What are three items that you want to share with Toastmasters?
The three things that I would like to share with Toastmasters is from the metaphoric value between basketball and life that is a connection from my book “Get Your Head in the Game.”
1. Lace Up: Be a Player and not a Spectator – It’s easy to watch life go by while watching from the stands. We can sit in the Toastmasters meetings and watch other people grow and change but unless we get the courage to get on the court ourselves we will never grow. Take a chance. If you can’t do it alone, get a mentor. I have had so much success because my mentor Linda Fulton has pushed me and encouraged me to speak when sometimes I just wanted to sit in the background. Get someone who is seasoned and can push you out of your comfort zone. You can’t improve if you don’t speak.

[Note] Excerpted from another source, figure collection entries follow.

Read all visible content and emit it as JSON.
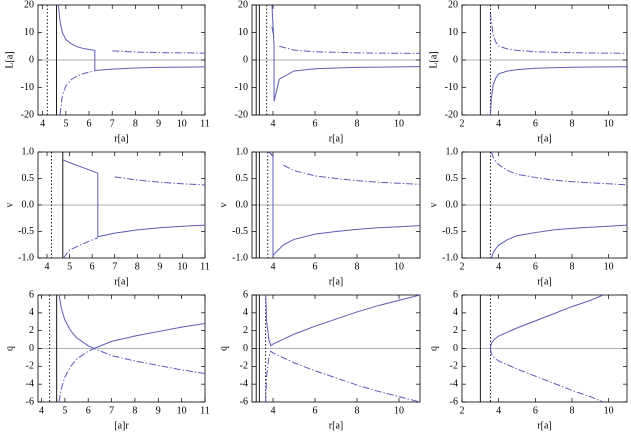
{
  "chart_data": [
    {
      "type": "line",
      "xlabel": "r[a]",
      "ylabel": "L[a]",
      "xlim": [
        3.8,
        11
      ],
      "xticks": [
        4,
        5,
        6,
        7,
        8,
        9,
        10,
        11
      ],
      "ylim": [
        -20,
        20
      ],
      "yticks": [
        -20,
        -10,
        0,
        10,
        20
      ],
      "vlines": [
        {
          "x": 4.2,
          "style": "dotted",
          "color": "#000000"
        },
        {
          "x": 4.6,
          "style": "solid",
          "color": "#000000"
        }
      ],
      "x": [
        4.68,
        4.75,
        4.85,
        5,
        5.25,
        5.5,
        5.75,
        6,
        6.25,
        6.25,
        7,
        8,
        9,
        10,
        11
      ],
      "series": [
        {
          "style": "solid",
          "color": "#5b5bb5",
          "values": [
            20,
            14,
            10,
            7.5,
            5.8,
            4.8,
            4.2,
            3.8,
            3.5,
            -3.8,
            -3.3,
            -2.9,
            -2.7,
            -2.6,
            -2.5
          ]
        },
        {
          "style": "dashdot",
          "color": "#5b5bb5",
          "values": [
            null,
            -20,
            -13,
            -9.5,
            -7,
            -5.8,
            -5,
            -4.4,
            -4,
            null,
            3.3,
            2.9,
            2.7,
            2.6,
            2.5
          ]
        }
      ]
    },
    {
      "type": "line",
      "xlabel": "r[a]",
      "xlim": [
        3,
        11
      ],
      "xticks": [
        4,
        6,
        8,
        10
      ],
      "ylim": [
        -20,
        20
      ],
      "yticks": [
        -20,
        -10,
        0,
        10,
        20
      ],
      "vlines": [
        {
          "x": 3.2,
          "style": "solid",
          "color": "#000000"
        },
        {
          "x": 3.35,
          "style": "solid",
          "color": "#000000"
        },
        {
          "x": 3.7,
          "style": "dotted",
          "color": "#000000"
        }
      ],
      "x": [
        3.75,
        3.85,
        3.95,
        4.05,
        4.05,
        4.3,
        5,
        6,
        7,
        8,
        9,
        10,
        11
      ],
      "series": [
        {
          "style": "solid",
          "color": "#5b5bb5",
          "values": [
            null,
            null,
            20,
            5,
            -15,
            -7,
            -4,
            -3.2,
            -2.9,
            -2.7,
            -2.6,
            -2.5,
            -2.4
          ]
        },
        {
          "style": "dashdot",
          "color": "#5b5bb5",
          "values": [
            -20,
            null,
            12,
            8,
            null,
            5,
            3.6,
            3,
            2.8,
            2.6,
            2.5,
            2.45,
            2.4
          ]
        }
      ]
    },
    {
      "type": "line",
      "xlabel": "r[a]",
      "ylabel": "L[a]",
      "xlim": [
        2,
        11
      ],
      "xticks": [
        2,
        4,
        6,
        8,
        10
      ],
      "ylim": [
        -20,
        20
      ],
      "yticks": [
        -20,
        -10,
        0,
        10,
        20
      ],
      "vlines": [
        {
          "x": 3.0,
          "style": "solid",
          "color": "#000000"
        },
        {
          "x": 3.55,
          "style": "dotted",
          "color": "#000000"
        }
      ],
      "x": [
        3.55,
        3.6,
        3.7,
        3.85,
        4,
        4.5,
        5,
        6,
        7,
        8,
        9,
        10,
        11
      ],
      "series": [
        {
          "style": "solid",
          "color": "#5b5bb5",
          "values": [
            -20,
            -14,
            -9,
            -6.5,
            -5,
            -4,
            -3.5,
            -3,
            -2.8,
            -2.65,
            -2.55,
            -2.5,
            -2.45
          ]
        },
        {
          "style": "dashdot",
          "color": "#5b5bb5",
          "values": [
            17,
            14,
            9,
            6.5,
            5,
            4,
            3.5,
            3,
            2.8,
            2.65,
            2.55,
            2.5,
            2.45
          ]
        }
      ]
    },
    {
      "type": "line",
      "xlabel": "r[a]",
      "ylabel": "v",
      "xlim": [
        3.6,
        11
      ],
      "xticks": [
        4,
        5,
        6,
        7,
        8,
        9,
        10,
        11
      ],
      "ylim": [
        -1,
        1
      ],
      "yticks": [
        {
          "value": -1,
          "label": "-1.0"
        },
        -0.5,
        {
          "value": 0,
          "label": "0.0"
        },
        0.5,
        {
          "value": 1,
          "label": "1.0"
        }
      ],
      "vlines": [
        {
          "x": 4.2,
          "style": "dotted",
          "color": "#000000"
        },
        {
          "x": 4.7,
          "style": "solid",
          "color": "#000000"
        }
      ],
      "x": [
        4.72,
        5,
        5.5,
        6,
        6.25,
        6.25,
        7,
        8,
        9,
        10,
        11
      ],
      "series": [
        {
          "style": "solid",
          "color": "#5b5bb5",
          "values": [
            0.85,
            0.8,
            0.72,
            0.64,
            0.6,
            -0.6,
            -0.53,
            -0.47,
            -0.43,
            -0.4,
            -0.38
          ]
        },
        {
          "style": "dashdot",
          "color": "#5b5bb5",
          "values": [
            -1,
            -0.85,
            -0.75,
            -0.66,
            -0.62,
            null,
            0.53,
            0.47,
            0.43,
            0.4,
            0.38
          ]
        }
      ]
    },
    {
      "type": "line",
      "xlabel": "r[a]",
      "ylabel": "v",
      "xlim": [
        3,
        11
      ],
      "xticks": [
        4,
        6,
        8,
        10
      ],
      "ylim": [
        -1,
        1
      ],
      "yticks": [
        {
          "value": -1,
          "label": "-1.0"
        },
        -0.5,
        {
          "value": 0,
          "label": "0.0"
        },
        0.5,
        {
          "value": 1,
          "label": "1.0"
        }
      ],
      "vlines": [
        {
          "x": 3.2,
          "style": "solid",
          "color": "#000000"
        },
        {
          "x": 3.35,
          "style": "solid",
          "color": "#000000"
        },
        {
          "x": 3.75,
          "style": "dotted",
          "color": "#000000"
        }
      ],
      "x": [
        3.8,
        4,
        4,
        4.5,
        5,
        6,
        7,
        8,
        9,
        10,
        11
      ],
      "series": [
        {
          "style": "solid",
          "color": "#5b5bb5",
          "values": [
            1,
            0.92,
            -0.95,
            -0.75,
            -0.65,
            -0.55,
            -0.5,
            -0.46,
            -0.43,
            -0.41,
            -0.39
          ]
        },
        {
          "style": "dashdot",
          "color": "#5b5bb5",
          "values": [
            1,
            0.93,
            null,
            0.75,
            0.65,
            0.55,
            0.5,
            0.46,
            0.43,
            0.41,
            0.39
          ]
        }
      ]
    },
    {
      "type": "line",
      "xlabel": "r[a]",
      "ylabel": "v",
      "xlim": [
        2,
        11
      ],
      "xticks": [
        2,
        4,
        6,
        8,
        10
      ],
      "ylim": [
        -1,
        1
      ],
      "yticks": [
        {
          "value": -1,
          "label": "-1.0"
        },
        -0.5,
        {
          "value": 0,
          "label": "0.0"
        },
        0.5,
        {
          "value": 1,
          "label": "1.0"
        }
      ],
      "vlines": [
        {
          "x": 3.0,
          "style": "solid",
          "color": "#000000"
        },
        {
          "x": 3.55,
          "style": "dotted",
          "color": "#000000"
        }
      ],
      "x": [
        3.6,
        3.7,
        3.85,
        4,
        4.5,
        5,
        6,
        7,
        8,
        9,
        10,
        11
      ],
      "series": [
        {
          "style": "solid",
          "color": "#5b5bb5",
          "values": [
            -1,
            -0.9,
            -0.82,
            -0.76,
            -0.65,
            -0.58,
            -0.52,
            -0.47,
            -0.44,
            -0.42,
            -0.4,
            -0.38
          ]
        },
        {
          "style": "dashdot",
          "color": "#5b5bb5",
          "values": [
            1,
            0.9,
            0.82,
            0.76,
            0.65,
            0.58,
            0.52,
            0.47,
            0.44,
            0.42,
            0.4,
            0.38
          ]
        }
      ]
    },
    {
      "type": "line",
      "xlabel": "[a]r",
      "ylabel": "q",
      "xlim": [
        3.85,
        11
      ],
      "xticks": [
        4,
        5,
        6,
        7,
        8,
        9,
        10,
        11
      ],
      "ylim": [
        -6,
        6
      ],
      "yticks": [
        -6,
        -4,
        -2,
        0,
        2,
        4,
        6
      ],
      "vlines": [
        {
          "x": 4.35,
          "style": "dotted",
          "color": "#000000"
        },
        {
          "x": 4.65,
          "style": "solid",
          "color": "#000000"
        }
      ],
      "x": [
        4.75,
        4.85,
        5,
        5.25,
        5.5,
        6,
        6.25,
        7,
        8,
        9,
        10,
        11
      ],
      "series": [
        {
          "style": "solid",
          "color": "#5b5bb5",
          "values": [
            6,
            4.5,
            3.2,
            2,
            1.2,
            0.3,
            0,
            0.8,
            1.4,
            1.9,
            2.4,
            2.8
          ]
        },
        {
          "style": "dashdot",
          "color": "#5b5bb5",
          "values": [
            -6,
            -4.5,
            -3.2,
            -2,
            -1.2,
            -0.3,
            0,
            -0.8,
            -1.4,
            -1.9,
            -2.4,
            -2.8
          ]
        }
      ]
    },
    {
      "type": "line",
      "xlabel": "r[a]",
      "ylabel": "q",
      "xlim": [
        3,
        11
      ],
      "xticks": [
        4,
        6,
        8,
        10
      ],
      "ylim": [
        -6,
        6
      ],
      "yticks": [
        -6,
        -4,
        -2,
        0,
        2,
        4,
        6
      ],
      "vlines": [
        {
          "x": 3.2,
          "style": "solid",
          "color": "#000000"
        },
        {
          "x": 3.35,
          "style": "solid",
          "color": "#000000"
        },
        {
          "x": 3.65,
          "style": "dotted",
          "color": "#000000"
        }
      ],
      "x": [
        3.65,
        3.7,
        3.8,
        3.9,
        4,
        5,
        6,
        7,
        8,
        9,
        10,
        11
      ],
      "series": [
        {
          "style": "solid",
          "color": "#5b5bb5",
          "values": [
            6,
            3,
            1,
            0.3,
            0.5,
            1.6,
            2.5,
            3.3,
            4.1,
            4.8,
            5.4,
            6
          ]
        },
        {
          "style": "dashdot",
          "color": "#5b5bb5",
          "values": [
            -6,
            -3,
            -1,
            -0.3,
            -0.5,
            -1.6,
            -2.5,
            -3.3,
            -4.1,
            -4.8,
            -5.4,
            -6
          ]
        }
      ]
    },
    {
      "type": "line",
      "xlabel": "r[a]",
      "ylabel": "q",
      "xlim": [
        2,
        11
      ],
      "xticks": [
        2,
        4,
        6,
        8,
        10
      ],
      "ylim": [
        -6,
        6
      ],
      "yticks": [
        -6,
        -4,
        -2,
        0,
        2,
        4,
        6
      ],
      "vlines": [
        {
          "x": 3.0,
          "style": "solid",
          "color": "#000000"
        },
        {
          "x": 3.55,
          "style": "dotted",
          "color": "#000000"
        }
      ],
      "x": [
        3.55,
        3.6,
        3.8,
        4,
        5,
        6,
        7,
        8,
        9,
        9.7
      ],
      "series": [
        {
          "style": "solid",
          "color": "#5b5bb5",
          "values": [
            0,
            0.6,
            1.1,
            1.4,
            2.3,
            3.1,
            3.9,
            4.7,
            5.4,
            6
          ]
        },
        {
          "style": "dashdot",
          "color": "#5b5bb5",
          "values": [
            0,
            -0.6,
            -1.1,
            -1.4,
            -2.3,
            -3.1,
            -3.9,
            -4.7,
            -5.4,
            -6
          ]
        }
      ]
    }
  ]
}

2. Practice, Practice, Practice – No one becomes a world renown speaker overnight. We must practice and use our manuals as our guides for a successful journey into speaking with confidence, tact, and poise. Speeches take time. Not only do you have to research your topic and organize your points, you actually should practice your delivery to make sure your timing is within the constraints of the speech, and your body language and tone appropriately match the speech that will be delivered.
3. Rebound – Yes, we all will have those days that we run over our time, say too many “likes” and “you knows” but we will live to see another day. Take the feedback given in a constructive manner and get back on the court again so that you will overcome your fears and excel.